If pattern is a String, then its contents are used as the delimiter when splitting str. If pattern is a single space, str is split on whitespace, with leading whitespace and runs of contiguous whitespace characters ignored.
If pattern is a Regexp, str is divided where the pattern matches. Whenever the pattern matches a zero-length string, str is split into individual characters. If pattern contains groups, the respective matches will be returned in the array as well.
If pattern is omitted, the value of $; is used. If $; is nil (which is the default), str is split on whitespace as if ' ' were specified.
If the limit parameter is omitted, trailing null fields are suppressed. If limit is a positive number, at most that number of fields will be returned (if limit is 1, the entire string is returned as the only entry in an array). If negative, there is no limit to the number of fields returned, and trailing null fields are not suppressed.
" now's the time".split #=> ["now's", "the", "time"]
While that is the current version of ruby as of this edit, I learned on 1.7 (IIRC), where that also worked. I just tested it on 1.8.3.
Upvotes: 61
Reputation: 169
The best way to do is to use split method. split divides a string into sub-strings based on a delimiter, returning an array of the sub-strings. split takes two parameters, namely; pattern and limit. pattern is the delimiter over which the string is to be split into an array. limit specifies the number of elements in the resulting array. For more details, refer to Ruby Documentation: Ruby String documentation
str = "This is a string"
str.split(' ').size
#output: 4
The above code splits the string wherever it finds a space and hence it give the number of words in the string which is indirectly the size of the array.
Upvotes: 1
Reputation: 61
This is pretty simplistic but does the job if you are typing words with spaces in between. It ends up counting numbers as well but I'm sure you could edit the code to not count numbers.
puts "enter a sentence to find its word length: "
word = gets
word = word.chomp
splits = word.split(" ")
target = splits.length.to_s
puts "your sentence is " + target + " words long"
Upvotes: 1
Reputation: 35359
I know this is an old question, but this might be useful to someone else looking for something more sophisticated than string.split
. I wrote the words_counted
gem to solve this particular problem, since defining words is pretty tricky.

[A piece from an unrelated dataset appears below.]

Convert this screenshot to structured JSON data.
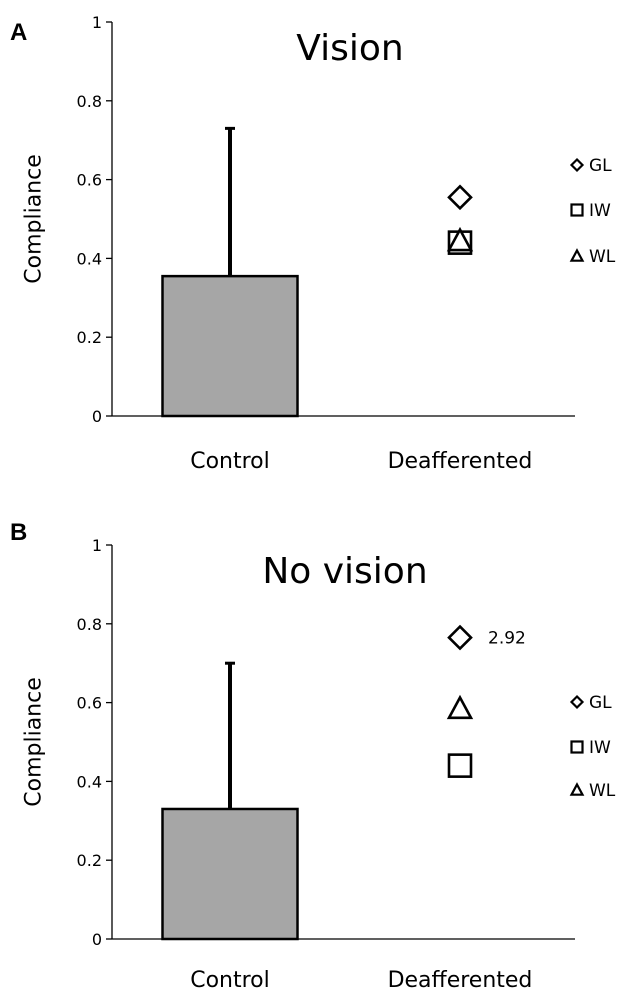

The gem lets you define your own custom criteria, or use the out of the box regexp, which is pretty handy for most use cases. You can pre-filter words with a variety of options, including a string, lambda, array, or another regexp.
counter = WordsCounted::Counter.new("Hello, Renée! 123")
counter.word_count #=> 2
counter.words #=> ["Hello", "Renée"]
# filter the word "hello"
counter = WordsCounted::Counter.new("Hello, Renée!", reject: "Hello")
counter.word_count #=> 1
counter.words #=> ["Renée"]
# Count numbers only
counter = WordsCounted::Counter.new("Hello, Renée! 123", rexexp: /[0-9]/)
counter.word_count #=> 1
counter.words #=> ["123"]
The gem provides a bunch more useful methods.
Upvotes: 13
Reputation: 27633
This splits words only on ASCII whitespace chars:
p " some word\nother\tword|word".strip.split(/\s+/).size #=> 4
Upvotes: 0
Reputation: 49
The above solution is wrong, consider the following:
"one-way street"
You will get
["one-way","", "street"]
Use
'one-way street'.gsub(/[^-a-zA-Z]/, ' ').split.size
Upvotes: 0
Reputation:
If the 'word' in this case can be described as an alphanumeric sequence which can include '-' then the following solution may be appropriate (assuming that everything that doesn't match the 'word' pattern is a separator):
>> 'one-way street'.split(/[^-a-zA-Z]/).size
=> 2
>> 'one-way street'.split(/[^-a-zA-Z]/).each { |m| puts m }
one-way
street
=> ["one-way", "street"]
However, there are some other symbols that can be included in the regex - for example, ' to support the words like "it's".
Upvotes: 2